Don’t Judge an Article by Its Title
I was heartbroken when Harvard Business Review editors decided to title my 2003 article “Don’t Trust Your Gut” (hbr.org/2003/05/dont-trust-your-gut), certainly a buzzier catchphrase than “How To Leverage Your Intuition With Analytics” or other possible variations on the ACTUAL topic of the article. That arrogant-sounding title tainted the piece, suggesting that I was supporting a thesis that was the almost exact opposite of what I wanted to convey. It also made it easy to dismiss: yet another zero-EQ engineer who wants people to become robots.
I did point out that intuition has severe limitations in complex, high-stake, non-stationary situations where the past is not necessarily a good predictor of the future. But it is also irreplaceable when experience, emotions or judgment are required. The article was an attempt at describing ways of correcting for the flaws and biases of human intuition and heuristics by carefully dividing labor between humans and machines.

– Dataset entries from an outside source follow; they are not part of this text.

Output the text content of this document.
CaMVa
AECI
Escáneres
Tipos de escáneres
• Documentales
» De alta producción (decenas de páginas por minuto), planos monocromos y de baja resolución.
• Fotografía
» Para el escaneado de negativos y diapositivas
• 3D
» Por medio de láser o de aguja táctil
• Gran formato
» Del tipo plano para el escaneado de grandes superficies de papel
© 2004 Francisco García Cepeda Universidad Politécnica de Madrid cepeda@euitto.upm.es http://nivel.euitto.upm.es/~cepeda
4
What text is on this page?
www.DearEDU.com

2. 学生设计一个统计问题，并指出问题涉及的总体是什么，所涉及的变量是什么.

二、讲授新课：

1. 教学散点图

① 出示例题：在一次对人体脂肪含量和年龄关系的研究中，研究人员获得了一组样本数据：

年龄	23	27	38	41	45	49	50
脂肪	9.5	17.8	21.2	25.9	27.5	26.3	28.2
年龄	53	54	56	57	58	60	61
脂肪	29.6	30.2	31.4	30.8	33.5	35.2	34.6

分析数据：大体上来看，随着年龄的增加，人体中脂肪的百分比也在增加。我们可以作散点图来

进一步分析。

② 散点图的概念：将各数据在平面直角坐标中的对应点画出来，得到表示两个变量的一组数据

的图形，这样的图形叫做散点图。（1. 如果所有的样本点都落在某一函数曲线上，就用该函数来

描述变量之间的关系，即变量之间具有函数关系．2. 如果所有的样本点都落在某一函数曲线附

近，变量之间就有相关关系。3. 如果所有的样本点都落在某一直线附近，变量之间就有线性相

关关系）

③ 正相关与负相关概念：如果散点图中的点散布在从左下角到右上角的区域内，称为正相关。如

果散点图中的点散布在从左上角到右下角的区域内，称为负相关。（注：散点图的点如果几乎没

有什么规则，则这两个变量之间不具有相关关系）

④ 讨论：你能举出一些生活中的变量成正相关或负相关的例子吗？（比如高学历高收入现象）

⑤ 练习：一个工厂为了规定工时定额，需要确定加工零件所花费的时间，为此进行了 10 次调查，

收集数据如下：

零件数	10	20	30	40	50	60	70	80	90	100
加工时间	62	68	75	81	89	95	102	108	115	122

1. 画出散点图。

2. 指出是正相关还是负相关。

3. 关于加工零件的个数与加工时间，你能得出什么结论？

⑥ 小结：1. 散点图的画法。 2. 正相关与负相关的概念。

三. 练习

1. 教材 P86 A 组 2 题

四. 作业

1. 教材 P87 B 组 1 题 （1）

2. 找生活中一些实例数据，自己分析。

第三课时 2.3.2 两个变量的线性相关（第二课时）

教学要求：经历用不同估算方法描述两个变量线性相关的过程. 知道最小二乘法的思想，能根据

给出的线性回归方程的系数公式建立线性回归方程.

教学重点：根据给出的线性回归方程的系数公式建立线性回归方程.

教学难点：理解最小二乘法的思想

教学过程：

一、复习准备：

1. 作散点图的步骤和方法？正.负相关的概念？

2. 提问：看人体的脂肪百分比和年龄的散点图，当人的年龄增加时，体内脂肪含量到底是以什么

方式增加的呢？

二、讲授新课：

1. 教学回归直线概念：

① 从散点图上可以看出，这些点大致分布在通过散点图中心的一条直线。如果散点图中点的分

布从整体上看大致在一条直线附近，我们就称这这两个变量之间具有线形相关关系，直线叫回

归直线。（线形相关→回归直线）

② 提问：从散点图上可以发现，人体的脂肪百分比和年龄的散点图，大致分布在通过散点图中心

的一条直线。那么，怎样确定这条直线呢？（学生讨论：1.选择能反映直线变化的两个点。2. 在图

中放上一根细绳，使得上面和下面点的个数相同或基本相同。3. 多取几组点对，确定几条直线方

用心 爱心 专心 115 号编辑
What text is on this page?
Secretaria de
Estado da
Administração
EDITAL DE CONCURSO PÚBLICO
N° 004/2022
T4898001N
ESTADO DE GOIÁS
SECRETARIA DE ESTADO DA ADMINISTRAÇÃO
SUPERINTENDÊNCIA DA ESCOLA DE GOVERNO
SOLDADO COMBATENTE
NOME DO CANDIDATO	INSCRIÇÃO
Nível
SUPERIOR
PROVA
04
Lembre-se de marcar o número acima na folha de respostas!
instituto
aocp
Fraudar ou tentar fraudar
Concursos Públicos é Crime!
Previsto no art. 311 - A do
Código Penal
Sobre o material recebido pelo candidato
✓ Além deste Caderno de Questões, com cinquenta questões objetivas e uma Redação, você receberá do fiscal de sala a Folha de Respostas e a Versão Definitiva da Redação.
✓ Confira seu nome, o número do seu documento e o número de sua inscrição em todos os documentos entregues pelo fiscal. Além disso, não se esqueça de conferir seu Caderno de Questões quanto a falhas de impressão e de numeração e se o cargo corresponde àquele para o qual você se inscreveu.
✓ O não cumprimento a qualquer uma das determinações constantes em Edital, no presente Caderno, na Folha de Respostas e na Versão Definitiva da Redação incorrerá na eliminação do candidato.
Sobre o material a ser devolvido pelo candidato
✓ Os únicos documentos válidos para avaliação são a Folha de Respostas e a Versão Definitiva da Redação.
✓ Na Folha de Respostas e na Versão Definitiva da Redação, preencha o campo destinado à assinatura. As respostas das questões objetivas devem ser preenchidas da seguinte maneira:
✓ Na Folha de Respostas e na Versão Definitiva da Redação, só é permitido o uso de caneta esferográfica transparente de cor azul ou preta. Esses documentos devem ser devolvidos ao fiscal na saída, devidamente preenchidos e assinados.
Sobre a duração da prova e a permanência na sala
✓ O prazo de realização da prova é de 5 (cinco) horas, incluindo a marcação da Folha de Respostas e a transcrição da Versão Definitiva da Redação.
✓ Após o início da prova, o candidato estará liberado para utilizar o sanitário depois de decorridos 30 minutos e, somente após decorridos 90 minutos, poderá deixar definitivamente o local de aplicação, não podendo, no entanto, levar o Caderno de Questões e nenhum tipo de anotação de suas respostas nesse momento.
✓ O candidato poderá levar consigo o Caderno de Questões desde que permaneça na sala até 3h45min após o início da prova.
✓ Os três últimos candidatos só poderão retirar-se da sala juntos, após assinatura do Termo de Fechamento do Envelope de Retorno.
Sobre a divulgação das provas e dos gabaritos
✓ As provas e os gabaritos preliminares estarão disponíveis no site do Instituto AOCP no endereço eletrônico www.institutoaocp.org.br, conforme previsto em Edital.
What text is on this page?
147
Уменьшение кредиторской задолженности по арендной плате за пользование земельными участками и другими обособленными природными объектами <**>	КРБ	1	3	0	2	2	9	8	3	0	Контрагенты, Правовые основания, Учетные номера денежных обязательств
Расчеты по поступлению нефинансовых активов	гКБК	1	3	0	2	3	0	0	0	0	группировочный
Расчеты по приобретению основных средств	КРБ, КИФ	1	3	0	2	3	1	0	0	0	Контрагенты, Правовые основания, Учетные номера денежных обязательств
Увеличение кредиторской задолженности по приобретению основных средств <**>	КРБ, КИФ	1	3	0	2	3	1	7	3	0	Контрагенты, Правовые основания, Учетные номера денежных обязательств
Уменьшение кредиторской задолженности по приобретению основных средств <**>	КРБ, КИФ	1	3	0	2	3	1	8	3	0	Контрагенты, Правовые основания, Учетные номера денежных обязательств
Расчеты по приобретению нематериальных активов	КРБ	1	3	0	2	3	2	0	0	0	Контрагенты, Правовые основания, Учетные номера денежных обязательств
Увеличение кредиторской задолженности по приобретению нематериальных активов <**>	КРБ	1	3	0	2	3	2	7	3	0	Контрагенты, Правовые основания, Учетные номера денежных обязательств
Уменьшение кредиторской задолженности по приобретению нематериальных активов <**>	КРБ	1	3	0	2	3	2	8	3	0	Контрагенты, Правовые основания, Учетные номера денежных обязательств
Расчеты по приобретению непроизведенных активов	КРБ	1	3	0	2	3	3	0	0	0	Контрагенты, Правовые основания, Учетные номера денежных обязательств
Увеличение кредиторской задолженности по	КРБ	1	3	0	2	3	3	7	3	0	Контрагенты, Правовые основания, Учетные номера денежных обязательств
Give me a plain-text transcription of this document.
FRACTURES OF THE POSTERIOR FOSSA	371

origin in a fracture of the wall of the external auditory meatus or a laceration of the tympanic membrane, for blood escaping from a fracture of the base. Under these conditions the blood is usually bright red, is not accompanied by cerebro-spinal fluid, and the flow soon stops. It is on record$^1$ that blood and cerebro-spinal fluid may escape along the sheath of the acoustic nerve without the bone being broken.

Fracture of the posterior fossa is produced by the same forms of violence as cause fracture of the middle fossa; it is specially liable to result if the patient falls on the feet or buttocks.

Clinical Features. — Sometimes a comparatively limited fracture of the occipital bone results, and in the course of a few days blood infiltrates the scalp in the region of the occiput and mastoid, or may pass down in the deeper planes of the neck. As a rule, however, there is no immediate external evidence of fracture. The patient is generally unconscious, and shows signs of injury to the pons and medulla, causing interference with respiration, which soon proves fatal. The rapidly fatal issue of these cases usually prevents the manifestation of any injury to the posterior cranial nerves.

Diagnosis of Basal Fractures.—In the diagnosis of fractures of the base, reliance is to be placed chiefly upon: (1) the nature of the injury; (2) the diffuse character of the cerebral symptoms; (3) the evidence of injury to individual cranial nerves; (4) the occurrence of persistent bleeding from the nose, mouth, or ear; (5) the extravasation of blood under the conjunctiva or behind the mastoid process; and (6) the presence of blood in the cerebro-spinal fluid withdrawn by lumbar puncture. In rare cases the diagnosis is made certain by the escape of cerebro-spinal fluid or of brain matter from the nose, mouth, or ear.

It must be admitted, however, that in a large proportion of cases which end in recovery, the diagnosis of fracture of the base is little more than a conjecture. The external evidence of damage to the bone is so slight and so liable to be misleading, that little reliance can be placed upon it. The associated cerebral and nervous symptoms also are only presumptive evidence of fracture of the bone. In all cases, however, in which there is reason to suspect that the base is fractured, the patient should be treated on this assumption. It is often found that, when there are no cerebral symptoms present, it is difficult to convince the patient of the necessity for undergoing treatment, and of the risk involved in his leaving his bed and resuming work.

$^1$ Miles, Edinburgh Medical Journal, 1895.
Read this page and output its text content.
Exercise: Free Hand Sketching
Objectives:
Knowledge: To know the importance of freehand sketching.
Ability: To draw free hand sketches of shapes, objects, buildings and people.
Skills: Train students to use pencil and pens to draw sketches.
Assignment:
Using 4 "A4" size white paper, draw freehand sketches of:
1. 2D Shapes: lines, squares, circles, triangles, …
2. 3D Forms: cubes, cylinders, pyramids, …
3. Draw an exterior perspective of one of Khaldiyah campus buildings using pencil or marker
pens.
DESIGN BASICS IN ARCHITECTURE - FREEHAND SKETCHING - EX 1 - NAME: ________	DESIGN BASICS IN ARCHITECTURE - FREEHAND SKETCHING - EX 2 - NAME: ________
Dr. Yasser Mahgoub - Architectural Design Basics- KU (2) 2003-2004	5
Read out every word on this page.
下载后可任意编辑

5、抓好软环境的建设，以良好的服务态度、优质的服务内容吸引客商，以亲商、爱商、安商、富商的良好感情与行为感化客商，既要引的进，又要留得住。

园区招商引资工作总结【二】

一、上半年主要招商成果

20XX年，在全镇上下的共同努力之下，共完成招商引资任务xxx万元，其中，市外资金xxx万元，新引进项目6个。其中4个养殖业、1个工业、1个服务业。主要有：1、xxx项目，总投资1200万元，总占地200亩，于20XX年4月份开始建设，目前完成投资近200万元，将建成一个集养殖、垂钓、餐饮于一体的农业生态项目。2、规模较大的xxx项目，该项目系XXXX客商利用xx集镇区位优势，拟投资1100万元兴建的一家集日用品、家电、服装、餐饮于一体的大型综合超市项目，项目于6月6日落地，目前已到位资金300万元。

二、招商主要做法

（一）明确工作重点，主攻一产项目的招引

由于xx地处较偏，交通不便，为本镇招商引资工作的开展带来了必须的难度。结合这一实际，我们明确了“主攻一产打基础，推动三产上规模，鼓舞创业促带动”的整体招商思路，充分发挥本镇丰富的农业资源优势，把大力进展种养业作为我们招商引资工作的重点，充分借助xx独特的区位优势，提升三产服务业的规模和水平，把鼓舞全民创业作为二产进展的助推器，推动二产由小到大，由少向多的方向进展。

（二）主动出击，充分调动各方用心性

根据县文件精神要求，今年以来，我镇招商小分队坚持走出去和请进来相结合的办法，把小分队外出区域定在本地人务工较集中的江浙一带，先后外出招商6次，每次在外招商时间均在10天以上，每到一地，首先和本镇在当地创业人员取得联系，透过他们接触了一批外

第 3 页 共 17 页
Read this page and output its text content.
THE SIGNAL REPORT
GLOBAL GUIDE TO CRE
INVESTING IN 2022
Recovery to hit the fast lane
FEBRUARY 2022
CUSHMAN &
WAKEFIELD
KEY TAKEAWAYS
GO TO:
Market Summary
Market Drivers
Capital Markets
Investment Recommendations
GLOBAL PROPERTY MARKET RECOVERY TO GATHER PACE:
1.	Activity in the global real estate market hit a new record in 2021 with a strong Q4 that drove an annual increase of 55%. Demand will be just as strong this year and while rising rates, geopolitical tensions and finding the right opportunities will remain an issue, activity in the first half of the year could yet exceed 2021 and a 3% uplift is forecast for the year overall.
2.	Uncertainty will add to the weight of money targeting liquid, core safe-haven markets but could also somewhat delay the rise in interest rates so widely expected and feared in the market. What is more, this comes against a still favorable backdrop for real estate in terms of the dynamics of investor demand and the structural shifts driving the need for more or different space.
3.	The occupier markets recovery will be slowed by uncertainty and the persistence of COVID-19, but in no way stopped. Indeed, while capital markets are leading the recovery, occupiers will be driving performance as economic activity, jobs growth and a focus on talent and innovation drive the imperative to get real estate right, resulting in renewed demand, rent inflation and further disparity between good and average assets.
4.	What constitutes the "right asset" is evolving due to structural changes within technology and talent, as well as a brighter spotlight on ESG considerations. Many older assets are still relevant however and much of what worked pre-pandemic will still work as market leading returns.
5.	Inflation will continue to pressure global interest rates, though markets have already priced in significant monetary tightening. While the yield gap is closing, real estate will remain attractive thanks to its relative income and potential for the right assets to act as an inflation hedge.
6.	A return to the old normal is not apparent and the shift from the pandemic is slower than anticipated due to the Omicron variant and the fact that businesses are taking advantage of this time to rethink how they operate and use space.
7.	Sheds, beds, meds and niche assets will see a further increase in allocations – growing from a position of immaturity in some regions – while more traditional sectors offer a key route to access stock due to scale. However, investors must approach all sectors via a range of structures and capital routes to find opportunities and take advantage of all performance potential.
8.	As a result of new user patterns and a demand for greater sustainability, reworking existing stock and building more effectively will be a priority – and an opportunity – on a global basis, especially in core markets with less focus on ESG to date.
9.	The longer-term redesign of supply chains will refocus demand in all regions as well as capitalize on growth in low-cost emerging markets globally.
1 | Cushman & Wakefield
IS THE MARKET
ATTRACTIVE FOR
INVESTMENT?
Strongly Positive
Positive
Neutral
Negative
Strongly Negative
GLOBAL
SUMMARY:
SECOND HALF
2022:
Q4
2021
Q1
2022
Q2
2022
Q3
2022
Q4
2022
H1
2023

Why am I so worked up about it NOW? Because the core tenet of that article, and of much of my work in the past 30 years, has been that there is a lot to gain from AI -Augmented Intelligence, if only we can design the right human-machine division of labor and interface. And I would argue that that is a very timely topic. See for example @ethan mollick’s brand new book “Co-Intelligence”.
What I outlined in the article was a simple (or simplistic) approach: first, in the context of a task, figure out what humans are good at and not so good at, what machines can do well and not so well; then figure out a way of outsourcing the human weak points to machines if machines can do it better, and keep the uniquely human value-add with humans. And I argued that, at a high level, humans are good at evaluating solutions but not so much at exploring alternatives, leading to an obvious synergy: use a machine to generate lots of (reasonable) solutions, have the human look at them and decide.
Remember, the year was 2003. Generative algorithms were very different then. But the idea remains: generative AI + human = superhuman, if done well. While I still believe that the exploration-evaluation framework has a lot of merits, exponential progress in #genAI in the last few years has the shifted the boundaries of that division of labor: the possible synergies between human and machine are not as clear cut as they were, which means that understanding their nature is even more crucial.
This is a recurring topic: remember the food replicator? The proposed machine was a generative algorithm connected to a 3d printer and the role of the human was to taste and evaluate printed items.